COLUMBUS - The Blade and Seneca County commissioners have agreed to a court request to try to resolve their public records dispute over e-mails in which the commissioners privately discussed the fate of their 1884 county courthouse.
The Ohio Supreme Court yesterday formally referred the case to mediation.
"I talked to the parties, and I think I can say they thought there were some things they could talk about in mediation. Mediation is voluntary," said the court's mediation counsel, Bill Zapp.
He conducts 80 to 100 mediations each year for the court and said about half of those result in settlements.
The Blade's attorney, Fritz Byers, declined to comment on the development.
Mark Troutman, the commissioners' attorney, said that, given the fact that a local lawsuit filed by preservationists seeking to save the courthouse has been placed on hold, "we thought it was time to lay down our swords and see what can be resolved."
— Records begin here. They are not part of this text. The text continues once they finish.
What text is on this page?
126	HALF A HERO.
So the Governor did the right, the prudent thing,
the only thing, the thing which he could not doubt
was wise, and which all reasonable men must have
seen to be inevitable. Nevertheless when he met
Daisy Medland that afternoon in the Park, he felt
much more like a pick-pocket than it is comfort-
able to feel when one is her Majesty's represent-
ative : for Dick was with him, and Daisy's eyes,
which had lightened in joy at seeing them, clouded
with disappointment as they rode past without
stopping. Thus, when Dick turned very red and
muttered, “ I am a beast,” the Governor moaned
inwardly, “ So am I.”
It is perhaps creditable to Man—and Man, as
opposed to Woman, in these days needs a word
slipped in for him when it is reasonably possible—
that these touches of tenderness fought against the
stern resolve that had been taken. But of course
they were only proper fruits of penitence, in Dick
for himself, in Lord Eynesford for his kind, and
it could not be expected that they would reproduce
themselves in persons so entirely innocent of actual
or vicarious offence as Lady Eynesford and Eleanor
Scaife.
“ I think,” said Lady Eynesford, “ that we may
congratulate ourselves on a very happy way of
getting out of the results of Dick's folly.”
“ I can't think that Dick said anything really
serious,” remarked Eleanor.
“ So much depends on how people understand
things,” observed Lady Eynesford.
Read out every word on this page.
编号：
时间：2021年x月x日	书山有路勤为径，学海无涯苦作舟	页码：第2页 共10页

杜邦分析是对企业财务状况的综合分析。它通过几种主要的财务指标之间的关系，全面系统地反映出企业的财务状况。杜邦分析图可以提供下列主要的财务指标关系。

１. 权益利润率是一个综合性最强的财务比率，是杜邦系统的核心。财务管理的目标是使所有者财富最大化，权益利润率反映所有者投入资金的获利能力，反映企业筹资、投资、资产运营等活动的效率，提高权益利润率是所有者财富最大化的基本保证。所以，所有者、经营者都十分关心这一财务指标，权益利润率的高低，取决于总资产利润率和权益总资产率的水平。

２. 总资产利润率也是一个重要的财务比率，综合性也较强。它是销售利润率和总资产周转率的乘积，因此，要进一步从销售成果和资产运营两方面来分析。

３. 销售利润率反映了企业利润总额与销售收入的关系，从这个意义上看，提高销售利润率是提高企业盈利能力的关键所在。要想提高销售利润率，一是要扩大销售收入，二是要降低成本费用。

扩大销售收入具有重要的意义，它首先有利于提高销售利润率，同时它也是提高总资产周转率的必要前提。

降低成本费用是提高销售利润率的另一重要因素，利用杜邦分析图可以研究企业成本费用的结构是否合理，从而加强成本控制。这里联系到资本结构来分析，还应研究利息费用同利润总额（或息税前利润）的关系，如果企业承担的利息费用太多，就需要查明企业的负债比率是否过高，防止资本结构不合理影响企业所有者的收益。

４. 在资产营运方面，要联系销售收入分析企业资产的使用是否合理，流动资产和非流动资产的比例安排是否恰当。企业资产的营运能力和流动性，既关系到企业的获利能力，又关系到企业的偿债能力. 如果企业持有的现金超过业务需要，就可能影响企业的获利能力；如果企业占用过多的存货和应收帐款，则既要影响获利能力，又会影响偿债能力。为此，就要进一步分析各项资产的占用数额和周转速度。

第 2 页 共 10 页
The commissioners have agreed to do nothing irrevocable with the building before April 30, giving the state time to investigate funding for courthouse restoration as an alternative to the demolition the commissioners approved last year.
The newspaper's lawsuit asks the court to force the commissioners to produce all e-mails sent, received, or deleted since Jan. 1, 2006. The county initially provided some e-mails. After the newspaper sued, some 700 pages of additional e-mails were produced.
The Blade also has asked the court to force the commissioners, at their expense, to use computer forensic tools to recover from computer hard drives the e-mails it contends were deleted in violation of state public records law and the county's record-retention policy.
The mediation process should begin in about a month, said Mr. Zapp.
"The court is pretty flexible in giving me enough time to see if the parties can work out their differences," he said. "At some point, we may come to the realization that we can't get the case settled."